Training for the Advanced Test

Research indicates that drivers trained to the advanced standard are 20% less likely to be involved in an accident. Apart from being safer on the road, you could also gain from:

  • lowering your car insurance premiums
  • improved fuel consumption
  • less wear and tear on your vehicle
  • reduced levels of driving stress

You can train for an advanced driving test by contacting IAM or RoSPA for details of your local group and becoming an Associate Member. You'll then be able to prepare for the test alongside others, receiving free guidance from group members known as 'observers', as well as participating in the social activities organised by those groups. The observers' role is to give feedback rather than to teach, and you will have to fit in with their timetables for your driving assessments.

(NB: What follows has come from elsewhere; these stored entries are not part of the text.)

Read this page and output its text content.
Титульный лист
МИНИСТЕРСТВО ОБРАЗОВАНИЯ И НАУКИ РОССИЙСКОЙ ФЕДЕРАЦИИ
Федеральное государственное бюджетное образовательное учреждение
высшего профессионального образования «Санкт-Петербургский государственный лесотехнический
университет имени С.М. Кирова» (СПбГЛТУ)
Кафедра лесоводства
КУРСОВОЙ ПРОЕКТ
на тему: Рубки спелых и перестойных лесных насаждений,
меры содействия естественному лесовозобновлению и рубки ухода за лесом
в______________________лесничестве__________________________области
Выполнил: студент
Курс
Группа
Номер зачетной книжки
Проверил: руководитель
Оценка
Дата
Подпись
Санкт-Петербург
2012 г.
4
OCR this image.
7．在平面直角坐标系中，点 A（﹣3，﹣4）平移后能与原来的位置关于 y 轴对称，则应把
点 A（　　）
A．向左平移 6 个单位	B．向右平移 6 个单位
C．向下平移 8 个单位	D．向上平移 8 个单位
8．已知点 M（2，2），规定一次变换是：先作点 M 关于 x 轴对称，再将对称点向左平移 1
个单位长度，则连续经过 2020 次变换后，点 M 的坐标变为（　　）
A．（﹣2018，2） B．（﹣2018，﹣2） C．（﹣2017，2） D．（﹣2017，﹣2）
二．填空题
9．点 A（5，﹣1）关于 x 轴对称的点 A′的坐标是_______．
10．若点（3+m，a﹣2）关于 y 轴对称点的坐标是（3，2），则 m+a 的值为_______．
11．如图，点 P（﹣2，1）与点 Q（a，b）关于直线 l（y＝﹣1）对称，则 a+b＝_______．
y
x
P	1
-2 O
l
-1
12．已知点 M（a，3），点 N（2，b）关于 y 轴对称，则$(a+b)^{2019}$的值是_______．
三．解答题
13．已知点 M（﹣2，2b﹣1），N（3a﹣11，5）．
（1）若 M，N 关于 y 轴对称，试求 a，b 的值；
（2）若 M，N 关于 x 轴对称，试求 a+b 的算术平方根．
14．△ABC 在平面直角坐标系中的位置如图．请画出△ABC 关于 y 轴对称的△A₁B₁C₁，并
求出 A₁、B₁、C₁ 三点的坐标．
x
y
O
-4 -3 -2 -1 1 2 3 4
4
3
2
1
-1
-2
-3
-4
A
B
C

Alternatively, you can contact a professional driving instructor (ADI) who can give you useful training in preparation for one of the tests. Try to find one that has passed at least one of the tests and can show evidence of maintaining that standard. They should also preferably be able to demonstrate their ability to teach effectively at this standard of driving, rather than simply at the basic learner level. Although you will have to pay for this training, you will have more control over when you have the training. You can, of course, choose to do both options.